Elini saçlarından geçirdikten sonra beraber odama geçtik. O, masanın önündeki koltuklardan birine otururken ben de tam karşısına oturdum.

''Ben yanlış duymadım, değil mi? Sana kahve içmeyi teklif etti.''

''Evet ama arkadaş anlamında.''

Dudakları yalandan kıvrıldı. ''Henna!

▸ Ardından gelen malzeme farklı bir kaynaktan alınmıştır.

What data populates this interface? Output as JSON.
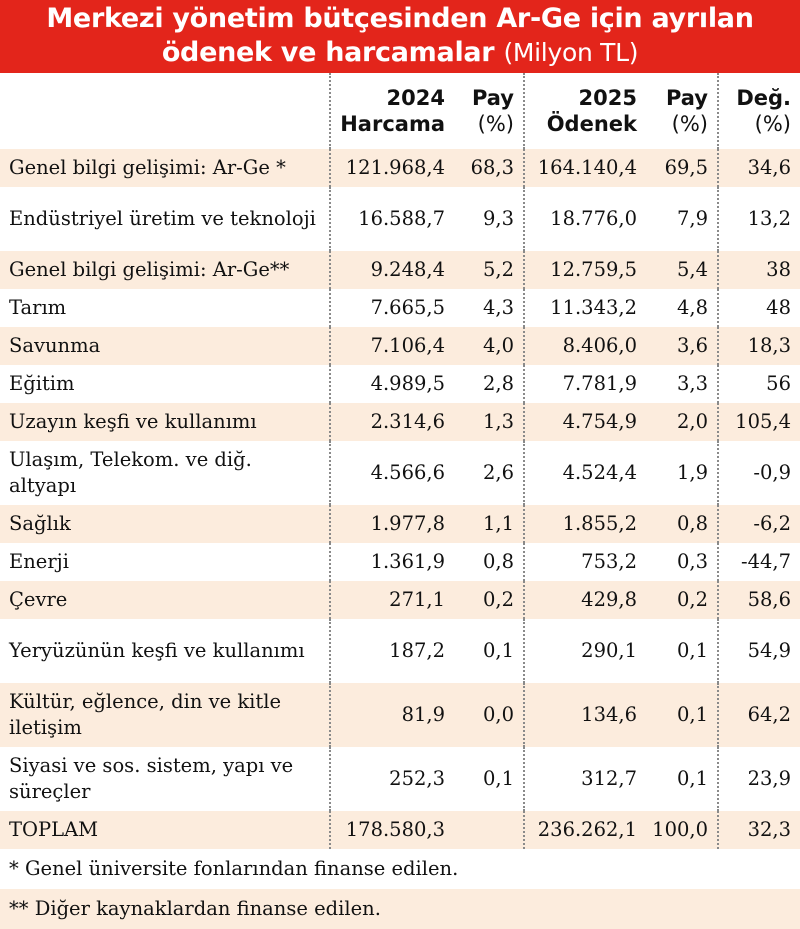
{
  "title": {
    "line1": "Merkezi yönetim bütçesinden Ar-Ge için ayrılan",
    "line2": "ödenek ve harcamalar",
    "unit": "(Milyon TL)"
  },
  "columns": [
    {
      "top": "2024",
      "bottom": "Harcama"
    },
    {
      "top": "Pay",
      "bottom": "(%)"
    },
    {
      "top": "2025",
      "bottom": "Ödenek"
    },
    {
      "top": "Pay",
      "bottom": "(%)"
    },
    {
      "top": "Değ.",
      "bottom": "(%)"
    }
  ],
  "rows": [
    {
      "label": "Genel bilgi gelişimi: Ar-Ge *",
      "c1": "121.968,4",
      "c2": "68,3",
      "c3": "164.140,4",
      "c4": "69,5",
      "c5": "34,6"
    },
    {
      "label": "Endüstriyel üretim ve teknoloji",
      "c1": "16.588,7",
      "c2": "9,3",
      "c3": "18.776,0",
      "c4": "7,9",
      "c5": "13,2"
    },
    {
      "label": "Genel bilgi gelişimi: Ar-Ge**",
      "c1": "9.248,4",
      "c2": "5,2",
      "c3": "12.759,5",
      "c4": "5,4",
      "c5": "38"
    },
    {
      "label": "Tarım",
      "c1": "7.665,5",
      "c2": "4,3",
      "c3": "11.343,2",
      "c4": "4,8",
      "c5": "48"
    },
    {
      "label": "Savunma",
      "c1": "7.106,4",
      "c2": "4,0",
      "c3": "8.406,0",
      "c4": "3,6",
      "c5": "18,3"
    },
    {
      "label": "Eğitim",
      "c1": "4.989,5",
      "c2": "2,8",
      "c3": "7.781,9",
      "c4": "3,3",
      "c5": "56"
    },
    {
      "label": "Uzayın keşfi ve kullanımı",
      "c1": "2.314,6",
      "c2": "1,3",
      "c3": "4.754,9",
      "c4": "2,0",
      "c5": "105,4"
    },
    {
      "label": "Ulaşım, Telekom. ve diğ. altyapı",
      "c1": "4.566,6",
      "c2": "2,6",
      "c3": "4.524,4",
      "c4": "1,9",
      "c5": "-0,9"
    },
    {
      "label": "Sağlık",
      "c1": "1.977,8",
      "c2": "1,1",
      "c3": "1.855,2",
      "c4": "0,8",
      "c5": "-6,2"
    },
    {
      "label": "Enerji",
      "c1": "1.361,9",
      "c2": "0,8",
      "c3": "753,2",
      "c4": "0,3",
      "c5": "-44,7"
    },
    {
      "label": "Çevre",
      "c1": "271,1",
      "c2": "0,2",
      "c3": "429,8",
      "c4": "0,2",
      "c5": "58,6"
    },
    {
      "label": "Yeryüzünün keşfi ve kullanımı",
      "c1": "187,2",
      "c2": "0,1",
      "c3": "290,1",
      "c4": "0,1",
      "c5": "54,9"
    },
    {
      "label": "Kültür, eğlence, din ve kitle iletişim",
      "c1": "81,9",
      "c2": "0,0",
      "c3": "134,6",
      "c4": "0,1",
      "c5": "64,2"
    },
    {
      "label": "Siyasi ve sos. sistem, yapı ve süreçler",
      "c1": "252,3",
      "c2": "0,1",
      "c3": "312,7",
      "c4": "0,1",
      "c5": "23,9"
    },
    {
      "label": "TOPLAM",
      "c1": "178.580,3",
      "c2": "",
      "c3": "236.262,1",
      "c4": "100,0",
      "c5": "32,3"
    }
  ],
  "notes": [
    "* Genel üniversite fonlarından finanse edilen.",
    "** Diğer kaynaklardan finanse edilen."
  ],
  "colors": {
    "header_red": "#e3251b",
    "row_tan": "#fcecdd",
    "row_white": "#ffffff"
  }
}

Sen de biliyorsun o anlamda olmadığını.''

Biliyordum ama şimdi diğer türlü söyleseydim işler kızışacaktı.

''Neymiş; bir de annesi senin çok hoş biri olduğunu söylemiş, cidden öyleymişsin.'' Yalandan güldü.

''Nasıl bir cesaretle ilk kez gördüğün biriyle bu şekilde konuşursun ya?''

Aslında haklıydı. Adam beni ilk kez görmesine ve hayatımda biri olup olmadığını bilmemesine rağmen yine de büyük bir cesaretle kahve teklifi edip iltifat etmişti.

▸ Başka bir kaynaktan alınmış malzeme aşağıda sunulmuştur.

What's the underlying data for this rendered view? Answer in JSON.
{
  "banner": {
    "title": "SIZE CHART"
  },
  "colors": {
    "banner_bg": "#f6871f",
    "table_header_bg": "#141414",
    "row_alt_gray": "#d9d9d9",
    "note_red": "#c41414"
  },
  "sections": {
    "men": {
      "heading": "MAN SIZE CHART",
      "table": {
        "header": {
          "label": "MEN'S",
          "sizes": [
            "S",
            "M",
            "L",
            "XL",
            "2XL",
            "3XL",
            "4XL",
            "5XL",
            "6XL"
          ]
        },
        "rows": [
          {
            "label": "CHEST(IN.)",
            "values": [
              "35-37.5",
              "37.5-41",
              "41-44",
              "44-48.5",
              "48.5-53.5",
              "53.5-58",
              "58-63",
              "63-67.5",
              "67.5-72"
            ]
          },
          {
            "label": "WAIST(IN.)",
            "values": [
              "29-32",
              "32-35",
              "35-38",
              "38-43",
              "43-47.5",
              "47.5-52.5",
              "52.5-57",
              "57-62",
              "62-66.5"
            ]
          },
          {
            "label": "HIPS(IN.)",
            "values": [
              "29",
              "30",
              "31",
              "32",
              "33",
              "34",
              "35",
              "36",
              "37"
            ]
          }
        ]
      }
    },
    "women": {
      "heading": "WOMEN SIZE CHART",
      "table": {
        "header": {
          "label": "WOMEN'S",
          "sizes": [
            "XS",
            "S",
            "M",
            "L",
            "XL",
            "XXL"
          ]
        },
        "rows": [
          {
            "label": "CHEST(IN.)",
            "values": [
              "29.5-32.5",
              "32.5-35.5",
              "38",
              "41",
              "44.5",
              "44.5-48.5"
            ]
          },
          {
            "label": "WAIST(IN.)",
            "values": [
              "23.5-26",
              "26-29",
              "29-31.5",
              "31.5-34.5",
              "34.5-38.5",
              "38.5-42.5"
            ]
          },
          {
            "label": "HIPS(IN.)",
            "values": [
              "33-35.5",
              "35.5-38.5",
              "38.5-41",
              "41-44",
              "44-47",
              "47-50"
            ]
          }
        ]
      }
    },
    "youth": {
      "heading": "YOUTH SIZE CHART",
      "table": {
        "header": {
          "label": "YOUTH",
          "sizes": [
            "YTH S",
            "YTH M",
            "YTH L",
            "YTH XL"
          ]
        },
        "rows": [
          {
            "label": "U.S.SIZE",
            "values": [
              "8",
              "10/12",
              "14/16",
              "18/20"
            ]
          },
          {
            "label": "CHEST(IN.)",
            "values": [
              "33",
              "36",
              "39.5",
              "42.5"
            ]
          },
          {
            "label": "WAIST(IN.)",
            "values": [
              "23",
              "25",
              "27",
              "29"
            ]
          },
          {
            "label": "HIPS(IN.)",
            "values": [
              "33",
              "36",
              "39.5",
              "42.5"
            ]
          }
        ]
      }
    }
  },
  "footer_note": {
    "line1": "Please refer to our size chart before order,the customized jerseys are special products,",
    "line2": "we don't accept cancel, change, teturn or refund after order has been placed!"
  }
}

''Benim için bir önemi olmadığını biliyorsun, canını sıkmaya değmez.''

''Değmez mi? Aynısını bana bir kadın yapsa sen ne düşünürdün?''

Kısa bir süre düşündüm. Kıskanç biri değildim ama defile zamanı o kadının Ilgaz'a yakın davrandığını görünce çok sinirlenmiştim ve kendimi aşırı huzursuz hissetmiştim. Hadi ama, bu kadar da abartamazdım! Yıllardır insanların kıskançlık konusundaki hikayelerini dinleyip içimden ne kadar utanç verici derken şimdi kendim yaşıyordum.

Ne olursa olsun asla büyük konuşmamak gerekiyormuş.

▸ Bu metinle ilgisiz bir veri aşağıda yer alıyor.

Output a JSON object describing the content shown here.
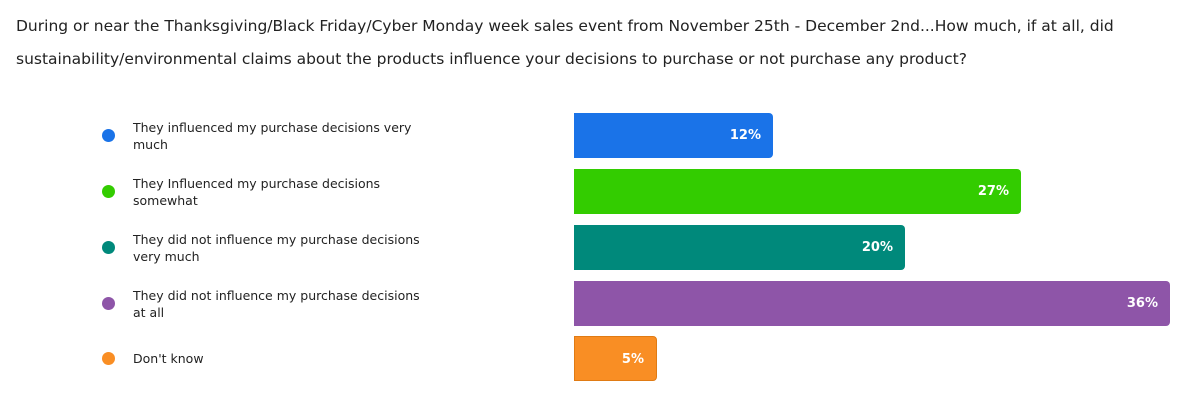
{
  "chart_data": {
    "type": "bar",
    "orientation": "horizontal",
    "title": "During or near the Thanksgiving/Black Friday/Cyber Monday week sales event from November 25th - December 2nd...How much, if at all, did sustainability/environmental claims about the products influence your decisions to purchase or not purchase any product?",
    "categories": [
      "They influenced my purchase decisions very much",
      "They Influenced my purchase decisions somewhat",
      "They did not influence my purchase decisions very much",
      "They did not influence my purchase decisions at all",
      "Don't know"
    ],
    "values": [
      12,
      27,
      20,
      36,
      5
    ],
    "value_labels": [
      "12%",
      "27%",
      "20%",
      "36%",
      "5%"
    ],
    "colors": [
      "#1a73e8",
      "#33cc00",
      "#00897b",
      "#8e55a8",
      "#f98e24"
    ],
    "xlim": [
      0,
      36
    ],
    "grid": false,
    "legend_position": "left"
  }
}
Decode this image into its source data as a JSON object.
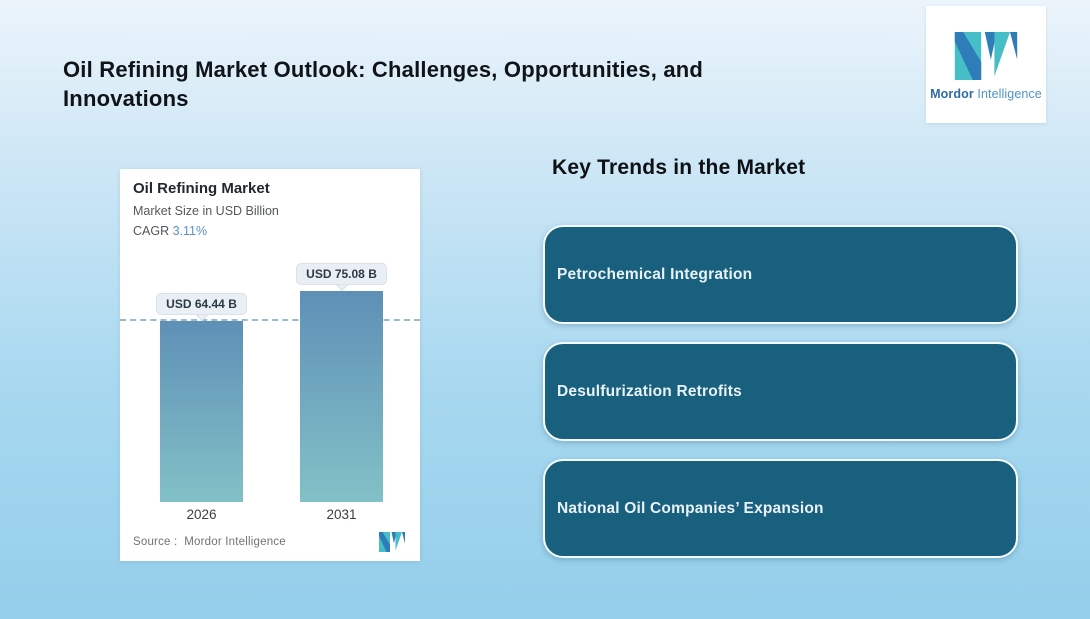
{
  "page": {
    "title": "Oil Refining Market Outlook: Challenges, Opportunities, and Innovations"
  },
  "brand": {
    "name_bold": "Mordor",
    "name_light": "Intelligence"
  },
  "chart": {
    "title": "Oil Refining Market",
    "subtitle": "Market Size in USD Billion",
    "cagr_label": "CAGR",
    "cagr_value": "3.11%",
    "source_label": "Source :",
    "source_value": "Mordor Intelligence",
    "bar_labels": [
      "USD 64.44 B",
      "USD 75.08 B"
    ]
  },
  "chart_data": {
    "type": "bar",
    "categories": [
      "2026",
      "2031"
    ],
    "values": [
      64.44,
      75.08
    ],
    "value_labels": [
      "USD 64.44 B",
      "USD 75.08 B"
    ],
    "title": "Oil Refining Market",
    "subtitle": "Market Size in USD Billion",
    "cagr": "3.11%",
    "xlabel": "",
    "ylabel": "Market Size in USD Billion",
    "ylim": [
      0,
      80
    ],
    "grid": false,
    "annotations": [
      "dashed reference line at 2026 value (64.44)"
    ],
    "source": "Mordor Intelligence"
  },
  "trends": {
    "heading": "Key Trends in the Market",
    "items": [
      {
        "label": "Petrochemical Integration"
      },
      {
        "label": "Desulfurization Retrofits"
      },
      {
        "label": "National Oil Companies’ Expansion"
      }
    ]
  },
  "colors": {
    "accent_blue": "#5D92C6",
    "bar_gradient_top": "#5E90B6",
    "bar_gradient_bottom": "#82C1C7",
    "trend_card_bg": "#19607F",
    "logo_teal": "#45BEC8",
    "logo_blue": "#2E7CB8",
    "background_top": "#ECF4FB",
    "background_bottom": "#94CEEA"
  }
}
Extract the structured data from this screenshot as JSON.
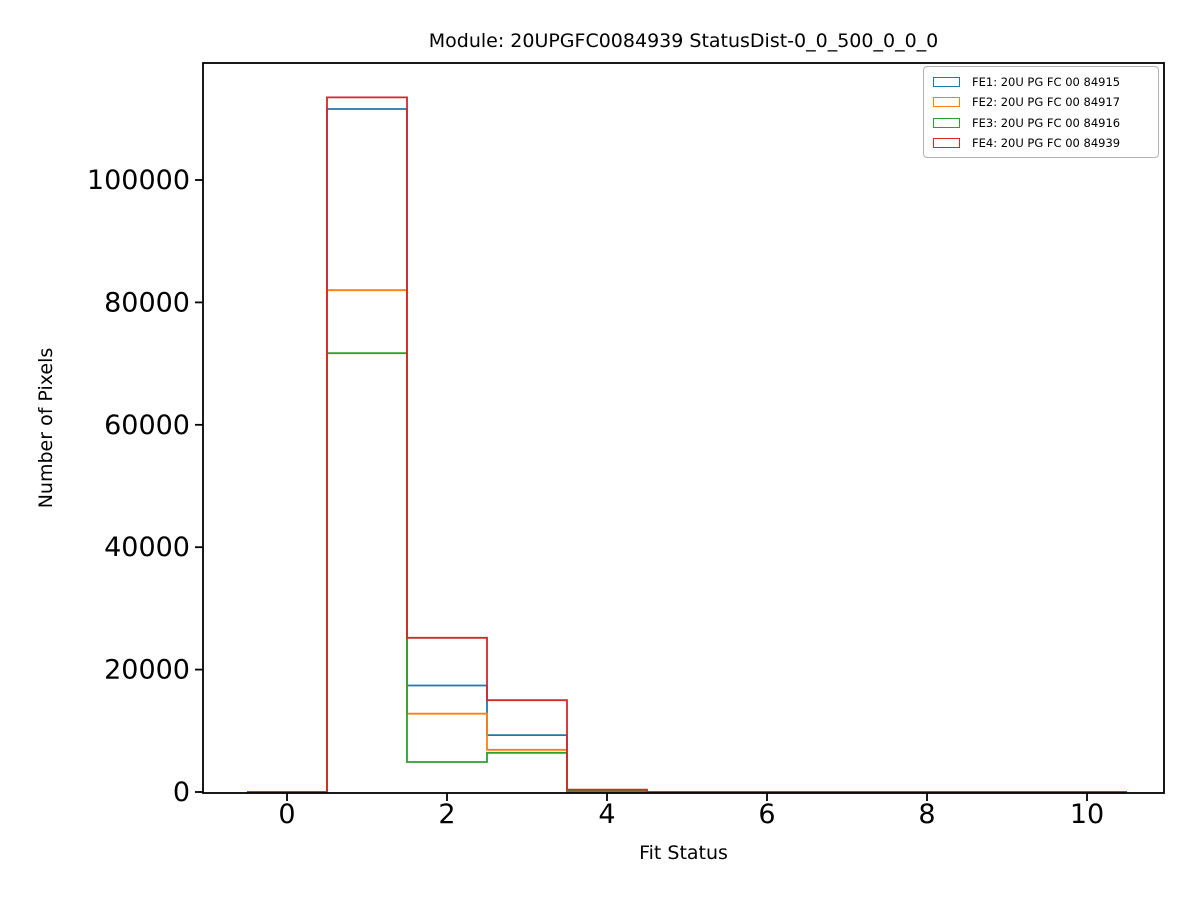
{
  "figure": {
    "background": "#ffffff",
    "axes_edge_color": "#000000"
  },
  "chart_data": {
    "type": "step-histogram",
    "title": "Module: 20UPGFC0084939 StatusDist-0_0_500_0_0_0",
    "xlabel": "Fit Status",
    "ylabel": "Number of Pixels",
    "grid": false,
    "legend_position": "upper right",
    "bin_edges": [
      -0.5,
      0.5,
      1.5,
      2.5,
      3.5,
      4.5,
      5.5,
      6.5,
      7.5,
      8.5,
      9.5,
      10.5
    ],
    "bin_centers": [
      0,
      1,
      2,
      3,
      4,
      5,
      6,
      7,
      8,
      9,
      10
    ],
    "series": [
      {
        "name": "FE1: 20U PG FC 00 84915",
        "color": "#1f77b4",
        "values": [
          0,
          111600,
          17400,
          9300,
          100,
          0,
          0,
          0,
          0,
          0,
          0
        ]
      },
      {
        "name": "FE2: 20U PG FC 00 84917",
        "color": "#ff7f0e",
        "values": [
          0,
          82000,
          12800,
          6900,
          100,
          0,
          0,
          0,
          0,
          0,
          0
        ]
      },
      {
        "name": "FE3: 20U PG FC 00 84916",
        "color": "#2ca02c",
        "values": [
          0,
          71700,
          4900,
          6400,
          100,
          0,
          0,
          0,
          0,
          0,
          0
        ]
      },
      {
        "name": "FE4: 20U PG FC 00 84939",
        "color": "#d62728",
        "values": [
          0,
          113500,
          25200,
          15000,
          400,
          0,
          0,
          0,
          0,
          0,
          0
        ]
      }
    ],
    "xlim": [
      -1.05,
      10.96
    ],
    "ylim": [
      0,
      119000
    ],
    "xticks": {
      "values": [
        0,
        2,
        4,
        6,
        8,
        10
      ],
      "labels": [
        "0",
        "2",
        "4",
        "6",
        "8",
        "10"
      ]
    },
    "yticks": {
      "values": [
        0,
        20000,
        40000,
        60000,
        80000,
        100000
      ],
      "labels": [
        "0",
        "20000",
        "40000",
        "60000",
        "80000",
        "100000"
      ]
    }
  },
  "legend": {
    "items": [
      {
        "label": "FE1: 20U PG FC 00 84915",
        "color": "#1f77b4"
      },
      {
        "label": "FE2: 20U PG FC 00 84917",
        "color": "#ff7f0e"
      },
      {
        "label": "FE3: 20U PG FC 00 84916",
        "color": "#2ca02c"
      },
      {
        "label": "FE4: 20U PG FC 00 84939",
        "color": "#d62728"
      }
    ]
  }
}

''Tamam, haklısın. Hoş değil. Ama zaten kahve teklifini cevapsız bıraktım. İstemediğimi anladı.''

Ayağa kalkıp elini saçından geçirdi. ''Ne istiyor?''

''Annesinin doğum günü için elbise yapmamı.''

''Kabul ettin mi?''

''Ettim, tabi ki. İşim bu sonuçta.''

''Adamın asıl isteği elbise bile olmayabilir.''

''Abartma, Ilgaz. O kadar da değil.''

''Nasıl emin olabiliyorsun?''

Derin bir nefes aldım. Bu iş düşündüğümden daha çok canımı sıkacaktı. Şu an gerçekten kıskançlık kavgası yaptığımıza inanamıyordum. Oturup düzgün bir şekilde iletişim kurabilirdik ama insanoğlu hiçbir zaman doğru iletişim kurmaya yanaşmazdı.